Corrêa vinha adotando procedimentos mais rigorosos para emitir os títulos, o que impedia sua concessão em massa em pouco tempo – em julho, ele havia lançado a meta de conceder 25 mil títulos de propriedade definitiva até o final do ano. Esse ritmo foi considerado insuficiente pelo secretário de Assuntos Fundiários do Ministério da Agricultura, Nabhan Garcia, que também é presidente licenciado da União Democrática Ruralista (UDR) e se engajou na campanha de Bolsonaro a presidente.
A tendência agora é o governo tentar flexibilizar os requisitos exigidos para que ocupantes de terras públicas recebam títulos de propriedade. No início de outubro, Garcia anunciou que o governo estava preparando uma medida provisória para promover a regularização fundiária por meio da autodeclaração.
Se a medida for efetivada, o interessado em solicitar a propriedade de uma terra pública declararia ele mesmo a área, sem a necessidade de o governo fazer uma vistoria no local ou realizar uma medição independente.
O governo nomeou como novo presidente do Incra Geraldo Melo Filho, que atuava como secretário adjunto de Relacionamento Externo da Casa Civil. Pecuarista, Melo Filho é sócio da Guzerá Agropecuária, que possui fazendas em Minas Gerais, e foi conselheiro da Associação Brasileira dos Criadores de Zebu e superintendente da Confederação da Agricultura e Pecuária (CNA). Ele também é filho do ex-senador e ex-governador do Rio Grande do Norte Geraldo Melo.
O problema das terras públicas na Amazônia
O governo federal não sabe exatamente qual o tamanho das terras públicas que possui na região.

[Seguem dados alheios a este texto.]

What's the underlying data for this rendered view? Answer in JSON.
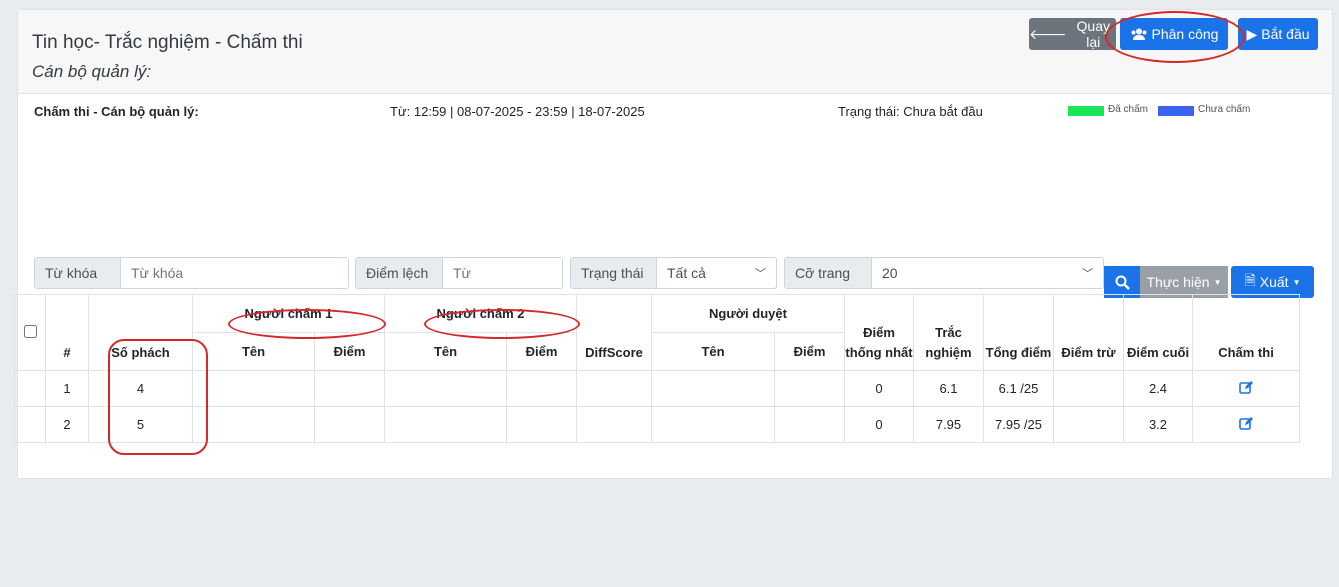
{
  "header": {
    "title": "Tin học- Trắc nghiệm - Chấm thi",
    "subtitle": "Cán bộ quản lý:",
    "back_label": "Quay lại",
    "assign_label": "Phân công",
    "start_label": "Bắt đầu"
  },
  "info": {
    "role_label": "Chấm thi - Cán bộ quản lý:",
    "time_range": "Từ: 12:59 | 08-07-2025 - 23:59 | 18-07-2025",
    "status": "Trạng thái: Chưa bắt đầu",
    "legend": [
      {
        "label": "Đã chấm",
        "color": "#1de55a"
      },
      {
        "label": "Chưa chấm",
        "color": "#3a63f0"
      }
    ]
  },
  "filters": {
    "keyword_label": "Từ khóa",
    "keyword_placeholder": "Từ khóa",
    "deviation_label": "Điểm lệch",
    "deviation_placeholder": "Từ",
    "status_label": "Trạng thái",
    "status_value": "Tất cả",
    "pagesize_label": "Cỡ trang",
    "pagesize_value": "20",
    "action_label": "Thực hiện",
    "export_label": "Xuất"
  },
  "table": {
    "headers": {
      "index": "#",
      "so_phach": "Số phách",
      "grader1": "Người chấm 1",
      "grader2": "Người chấm 2",
      "diffscore": "DiffScore",
      "approver": "Người duyệt",
      "name": "Tên",
      "score": "Điểm",
      "unified": "Điểm thống nhất",
      "mcq": "Trắc nghiệm",
      "total": "Tổng điểm",
      "deduct": "Điểm trừ",
      "final": "Điểm cuối",
      "grade": "Chấm thi"
    },
    "rows": [
      {
        "index": "1",
        "so_phach": "4",
        "unified": "0",
        "mcq": "6.1",
        "total": "6.1 /25",
        "final": "2.4"
      },
      {
        "index": "2",
        "so_phach": "5",
        "unified": "0",
        "mcq": "7.95",
        "total": "7.95 /25",
        "final": "3.2"
      }
    ]
  }
}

Essas áreas começaram a ser incorporadas ao patrimônio da União durante a ditadura militar, mas projetos para medir e registrar as glebas não foram concluídos.
A regularização é benéfica para pequenos agricultores na região amazônica, entre os quais muitos receberam o direito de usar terras públicas próximas a rodovias federais nos anos 1970. O título permite que eles consigam financiamento e reduz sua vulnerabilidade a conflitos.
Mas a regularização também pode beneficiar pessoas que ocuparam grandes áreas públicas de forma ilegal, e que desmataram e queimaram floresta sem autorização para convertê-la em pasto.
Em 2009, o governo federal lançou o programa Terra Legal, que visava regularizar 55 milhões de hectares de terras públicas federais (área equivalente a quase 1,5 vezes o tamanho da Alemanha) e conceder títulos de propriedade a cerca de 160 mil pequenos agricultores na região da Amazônia. Em junho de 2017, o programa havia emitido 28.499 títulos, correspondendo a cerca de 13,4 milhões de hectares.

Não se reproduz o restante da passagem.